Abstract

Structure curling induces thermal instability into CMOS MEMS capacitive sensors. The charging effect during reactive ion etching damages the existing on-chip MOS transistors and drastically reduces the yield rate of chips. This paper presents a novel post-CMOS process that solves the problems and leads to CMOS MEMS capacitive sensors with high sensitivity and thermal stability. The novel process was demonstrated with a capacitive accelerometer in 0.35 µm CMOS technology. The accelerometer contains a thermally stable MEMS sensor and an on-chip CMOS sensing circuit with a chopper stabilization scheme. The temperature stabilization was achieved by forming a thick single-crystal silicon (SCS) layer at the bottom of the multi-layer MEMS structure. No leakage current due to charge damage was ever observed in the sample chips. The proposed process also led to minimal undercut of the SCS layer after MEMS structure release.
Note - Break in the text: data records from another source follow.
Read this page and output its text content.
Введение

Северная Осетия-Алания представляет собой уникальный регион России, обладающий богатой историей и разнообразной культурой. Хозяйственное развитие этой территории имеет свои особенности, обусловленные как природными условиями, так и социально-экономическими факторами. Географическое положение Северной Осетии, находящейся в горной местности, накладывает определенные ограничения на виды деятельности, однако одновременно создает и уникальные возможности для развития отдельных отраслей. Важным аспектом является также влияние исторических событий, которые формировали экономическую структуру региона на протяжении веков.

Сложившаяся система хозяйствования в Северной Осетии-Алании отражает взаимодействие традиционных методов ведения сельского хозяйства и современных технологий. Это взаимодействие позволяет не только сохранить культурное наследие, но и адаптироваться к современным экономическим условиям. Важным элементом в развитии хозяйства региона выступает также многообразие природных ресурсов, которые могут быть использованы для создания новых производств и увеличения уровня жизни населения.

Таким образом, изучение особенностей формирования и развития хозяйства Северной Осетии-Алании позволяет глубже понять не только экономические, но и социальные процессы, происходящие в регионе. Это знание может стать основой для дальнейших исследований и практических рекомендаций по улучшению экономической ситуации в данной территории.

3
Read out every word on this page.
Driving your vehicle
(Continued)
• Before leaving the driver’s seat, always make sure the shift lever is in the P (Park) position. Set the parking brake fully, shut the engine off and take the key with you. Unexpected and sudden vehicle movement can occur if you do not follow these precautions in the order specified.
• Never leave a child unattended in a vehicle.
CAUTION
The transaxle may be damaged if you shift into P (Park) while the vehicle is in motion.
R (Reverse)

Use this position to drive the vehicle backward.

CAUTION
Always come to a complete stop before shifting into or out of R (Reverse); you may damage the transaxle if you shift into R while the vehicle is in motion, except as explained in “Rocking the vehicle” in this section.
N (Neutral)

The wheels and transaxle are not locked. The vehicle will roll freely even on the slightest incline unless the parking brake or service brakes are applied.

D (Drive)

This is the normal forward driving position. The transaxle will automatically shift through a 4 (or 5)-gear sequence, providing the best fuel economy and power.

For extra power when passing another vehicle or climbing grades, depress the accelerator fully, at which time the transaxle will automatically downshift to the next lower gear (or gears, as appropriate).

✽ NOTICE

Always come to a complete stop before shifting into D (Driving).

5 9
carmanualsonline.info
The sensitivity of the accelerometer is 595 mV g−1, and the overall noise floor is 50 µg Hz−1/2 which corresponds to an effective capacitance noise floor of 0.024 aF Hz−1/2. The zero-g temperature coefficient of the accelerometer output voltage is only 1 mV °C−1 in the temperature range from 0 to 70 °C, which corresponds to an effective acceleration variation rate of 1.68 mg °C−1.